In addition, the ‘natural leadership’ of the Liberals as the party of industrial capital was coming to an end as the Tories emerged as a party of imperialism. The most important Tory influence of the time was Sir Alfred Hickman who took the Wolverhampton West seat after the town had been divided into three constituencies at the time of the 1884 Reform Act. Hickman was said to have employed 50 per cent of the Bilston work force and also had, of course, the support of the drink trade at a time when elections were dominated in Wolverhampton by the Temperance issue.
The trade union situation was also being transformed. From the 1889 Dock Strike in London, there was a rapid development of organisation of gas workers, labourers and others into the two general unions which were to become the T&GWU and the GMB. These new unions were not Liberal, but Labour and Socialist. Also within the old- established skilled unions there was a struggle to end all forms of Liberal influence and adopt a Socialist programme.

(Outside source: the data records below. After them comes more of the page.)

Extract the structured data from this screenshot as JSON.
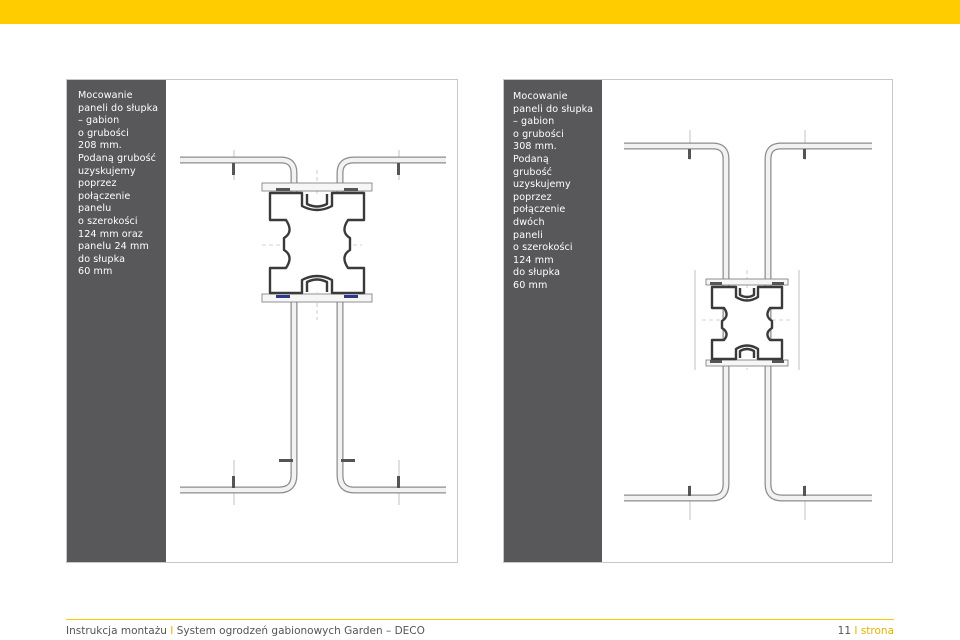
{
  "header": {
    "bar_color": "#ffcc00"
  },
  "left_panel": {
    "text": "Mocowanie\npaneli do słupka\n– gabion\no grubości\n208 mm.\nPodaną grubość\nuzyskujemy\npoprzez\npołączenie\npanelu\no szerokości\n124 mm oraz\npanelu 24 mm\ndo słupka\n60 mm"
  },
  "right_panel": {
    "text": "Mocowanie\npaneli  do słupka\n– gabion\no grubości\n308 mm.\nPodaną\ngrubość\nuzyskujemy\npoprzez\npołączenie\ndwóch\npaneli\no szerokości\n124 mm\ndo słupka\n60 mm"
  },
  "footer": {
    "title_part1": "Instrukcja montażu",
    "separator": "I",
    "title_part2": "System ogrodzeń gabionowych Garden – DECO",
    "page_number": "11",
    "page_label": "strona"
  },
  "colors": {
    "accent": "#ffcc00",
    "sidebar": "#58585a"
  }
}
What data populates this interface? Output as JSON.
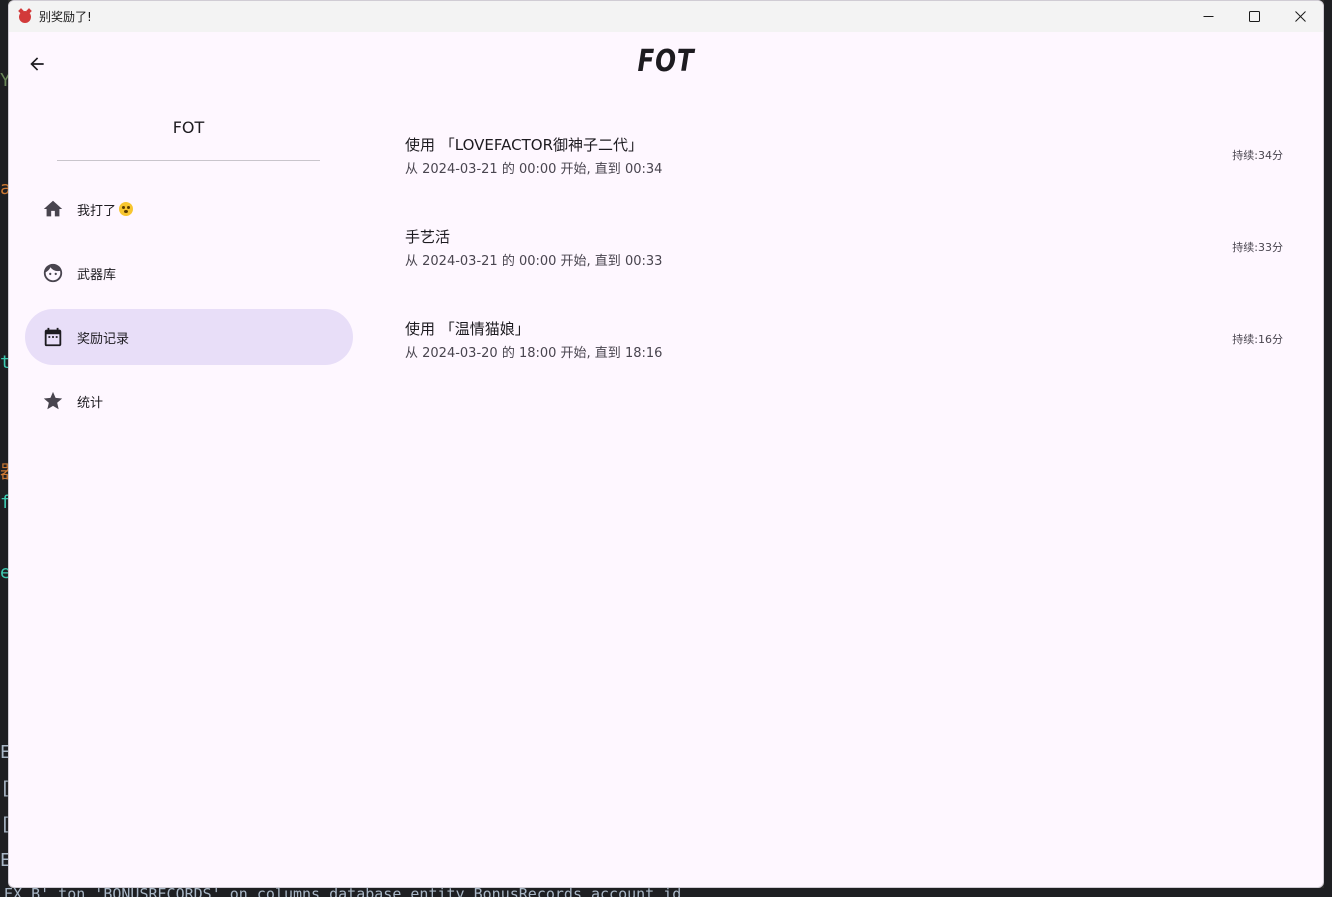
{
  "window": {
    "title": "别奖励了!"
  },
  "appbar": {
    "title": "FOT"
  },
  "drawer": {
    "header": "FOT",
    "items": [
      {
        "label": "我打了",
        "icon": "home-icon",
        "active": false
      },
      {
        "label": "武器库",
        "icon": "face-icon",
        "active": false
      },
      {
        "label": "奖励记录",
        "icon": "calendar-icon",
        "active": true
      },
      {
        "label": "统计",
        "icon": "star-icon",
        "active": false
      }
    ]
  },
  "records": [
    {
      "title": "使用 「LOVEFACTOR御神子二代」",
      "subtitle": "从 2024-03-21 的 00:00 开始, 直到 00:34",
      "duration": "持续:34分"
    },
    {
      "title": "手艺活",
      "subtitle": "从 2024-03-21 的 00:00 开始, 直到 00:33",
      "duration": "持续:33分"
    },
    {
      "title": "使用 「温情猫娘」",
      "subtitle": "从 2024-03-20 的 18:00 开始, 直到 18:16",
      "duration": "持续:16分"
    }
  ],
  "background": {
    "bottom_code": "EX_B' ton 'BONUSRECORDS' on columns database entity BonusRecords account id"
  },
  "colors": {
    "surface": "#fef7ff",
    "active_nav": "#e8def8",
    "text_primary": "#1d1b20",
    "text_secondary": "#49454f"
  }
}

Thus within Wolverhampton Trades Council at this time were Tory and Unionist influences as well as Gladstonian Liberals known as Lib-Labs supported by what was at that time a Liberal newspaper, the Express & Star.
The new Socialism triumphed over the other trends in 1895 when the Trades Council adopted the policy of independent Labour representation. At the AGM of that year it was stated that the cause of this change over to Labour had been the Depression and mass unemployment.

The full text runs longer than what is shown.